As the nights cool, substances like the stored reserves of hibernating animals accumulate in the tissues of certain insects. But rather than providing energy through a long sleep, these substances will embalm their creator. If the rate of transition allows, water in the animal’s body will become an amorphous solid, a glassy ice. Glass spares all the containing structures in the body from lacerating crystals which destroy cell membranes and organs when the other form of ice takes hold. We are familiar with this process because, with less reflection than the insects, we bring the dilemma of a frozen state to our own, furry kinsmen. Motivated at once by fatalistic optimism (in the method) and insecurity (in the act itself), people have taken advantage of vitrification to postpone the development of human and animal embryos in anticipation of more favorable conditions.

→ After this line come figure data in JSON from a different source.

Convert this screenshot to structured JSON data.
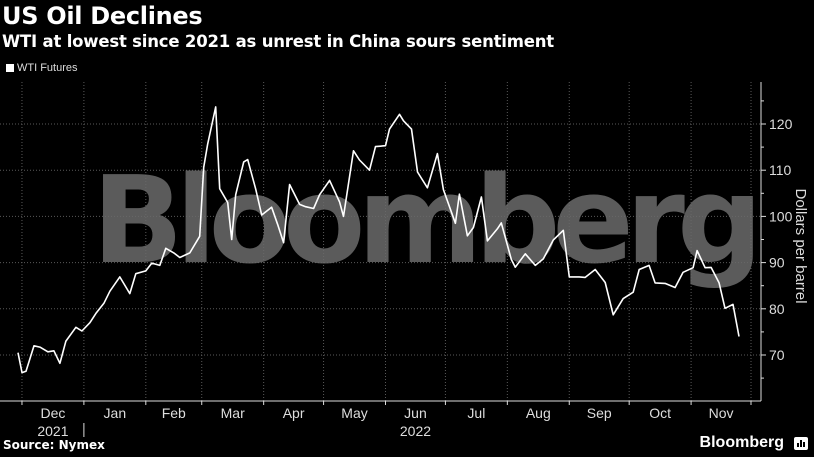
{
  "header": {
    "title": "US Oil Declines",
    "subtitle": "WTI at lowest since 2021 as unrest in China sours sentiment"
  },
  "legend": {
    "items": [
      {
        "label": "WTI Futures",
        "color": "#ffffff"
      }
    ]
  },
  "watermark": "Bloomberg",
  "footer": {
    "source": "Source: Nymex",
    "brand": "Bloomberg"
  },
  "colors": {
    "background": "#000000",
    "line": "#ffffff",
    "grid": "#555555",
    "watermark": "#6b6b6b"
  },
  "chart_data": {
    "type": "line",
    "title": "US Oil Declines",
    "subtitle": "WTI at lowest since 2021 as unrest in China sours sentiment",
    "xlabel": "",
    "ylabel": "Dollars per barrel",
    "ylim": [
      62,
      128
    ],
    "yticks": [
      70,
      80,
      90,
      100,
      110,
      120
    ],
    "xticks": [
      "Dec",
      "Jan",
      "Feb",
      "Mar",
      "Apr",
      "May",
      "Jun",
      "Jul",
      "Aug",
      "Sep",
      "Oct",
      "Nov"
    ],
    "xtick_years": {
      "Dec": "2021",
      "Jun": "2022"
    },
    "grid": true,
    "legend_position": "top-left",
    "series": [
      {
        "name": "WTI Futures",
        "x": [
          "2021-11-29",
          "2021-12-01",
          "2021-12-03",
          "2021-12-07",
          "2021-12-10",
          "2021-12-14",
          "2021-12-17",
          "2021-12-20",
          "2021-12-23",
          "2021-12-28",
          "2021-12-31",
          "2022-01-04",
          "2022-01-07",
          "2022-01-11",
          "2022-01-14",
          "2022-01-19",
          "2022-01-24",
          "2022-01-27",
          "2022-02-01",
          "2022-02-04",
          "2022-02-08",
          "2022-02-11",
          "2022-02-15",
          "2022-02-18",
          "2022-02-23",
          "2022-02-28",
          "2022-03-02",
          "2022-03-04",
          "2022-03-08",
          "2022-03-10",
          "2022-03-14",
          "2022-03-16",
          "2022-03-18",
          "2022-03-22",
          "2022-03-24",
          "2022-03-28",
          "2022-03-31",
          "2022-04-05",
          "2022-04-08",
          "2022-04-11",
          "2022-04-14",
          "2022-04-19",
          "2022-04-22",
          "2022-04-26",
          "2022-04-29",
          "2022-05-04",
          "2022-05-09",
          "2022-05-11",
          "2022-05-16",
          "2022-05-19",
          "2022-05-24",
          "2022-05-27",
          "2022-06-01",
          "2022-06-03",
          "2022-06-08",
          "2022-06-10",
          "2022-06-14",
          "2022-06-17",
          "2022-06-22",
          "2022-06-27",
          "2022-06-30",
          "2022-07-06",
          "2022-07-08",
          "2022-07-12",
          "2022-07-15",
          "2022-07-19",
          "2022-07-22",
          "2022-07-27",
          "2022-07-29",
          "2022-08-03",
          "2022-08-05",
          "2022-08-10",
          "2022-08-15",
          "2022-08-19",
          "2022-08-24",
          "2022-08-29",
          "2022-09-01",
          "2022-09-06",
          "2022-09-09",
          "2022-09-14",
          "2022-09-19",
          "2022-09-23",
          "2022-09-28",
          "2022-10-03",
          "2022-10-06",
          "2022-10-11",
          "2022-10-14",
          "2022-10-19",
          "2022-10-24",
          "2022-10-28",
          "2022-11-02",
          "2022-11-04",
          "2022-11-08",
          "2022-11-11",
          "2022-11-15",
          "2022-11-18",
          "2022-11-22",
          "2022-11-25"
        ],
        "values": [
          70.5,
          66.2,
          66.5,
          72.0,
          71.7,
          70.7,
          70.9,
          68.2,
          73.0,
          76.0,
          75.2,
          77.0,
          79.0,
          81.2,
          83.8,
          86.9,
          83.3,
          87.6,
          88.2,
          89.9,
          89.4,
          93.1,
          92.1,
          91.1,
          92.1,
          95.7,
          110.6,
          115.7,
          123.7,
          106.0,
          103.0,
          95.0,
          104.7,
          111.8,
          112.3,
          105.9,
          100.3,
          102.0,
          98.3,
          94.3,
          106.9,
          102.6,
          102.1,
          101.7,
          104.7,
          107.8,
          103.1,
          100.0,
          114.2,
          112.2,
          110.0,
          115.1,
          115.3,
          118.9,
          122.1,
          120.7,
          118.9,
          109.6,
          106.2,
          113.6,
          105.8,
          98.5,
          104.8,
          95.8,
          97.6,
          104.2,
          94.7,
          97.3,
          98.6,
          90.7,
          89.0,
          91.9,
          89.4,
          90.8,
          94.9,
          97.0,
          86.9,
          86.9,
          86.8,
          88.5,
          85.7,
          78.7,
          82.2,
          83.6,
          88.5,
          89.4,
          85.6,
          85.5,
          84.6,
          87.9,
          88.9,
          92.6,
          88.9,
          88.96,
          85.6,
          80.1,
          80.95,
          74.0
        ]
      }
    ]
  }
}
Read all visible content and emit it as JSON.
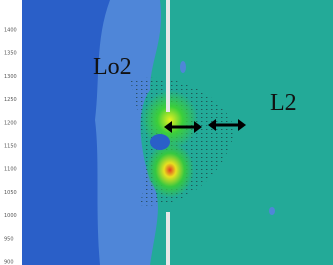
{
  "axis": {
    "yticks": [
      "1400",
      "1350",
      "1300",
      "1250",
      "1200",
      "1150",
      "1100",
      "1050",
      "1000",
      "950",
      "900"
    ]
  },
  "labels": {
    "left": "Lo2",
    "right": "L2"
  }
}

In every case, resuscitation is not guaranteed. Some of the vitrified wild animals are clearly doomed. They don’t have enough of the embalming substances in their cells, or have too much water on board. Some are victims of circumstance, as the rate and depth of temperature change affects survival, all else being equal. The insects can’t bank on their potential. For all they know, when the frost takes them, they are dead. That’s all we know too. We freeze many embryos because we can’t know what’s going to happen to any one of them, only what tends to happen to a population. Life is like that. It is fuzzy on the edges, where things like viruses, self-replicating proteins, frozen beetles, and frozen embryos lie in wait to rob us of our reassuring, formal picture.
Worse, when the frozen, the ones that do survive, come back to life, it is through a completely generic influence. Heat does it. The atoms in a particular space vibrate a little faster and the bug resumes its life. The embryo begins to grow again, and barring any further mishaps, becomes a lamb or a human infant, depending on what came before it. The potentials of the process, like those of the form, fade into the landscape. Odds don’t mean much for the frozen individuals. The relationship of the odds to the individual demonstrates that the forms and processes of life aren’t special. We can’t have precious life and its illusion of prescience to hide beneath. We want it instinctively though, because it protects us from the vista tugging at our tails. Nor does the landscape recede if we write it off to fate. If we look down from our preoccupations, we see the individuals poised on vertiginous points of space and time. The location is special, but not cozy. It’s a spot of massive focus and alien potential. The view down is disturbing, but it is more accurate, and more immense than our mythology or our philosophy, if we can take it in.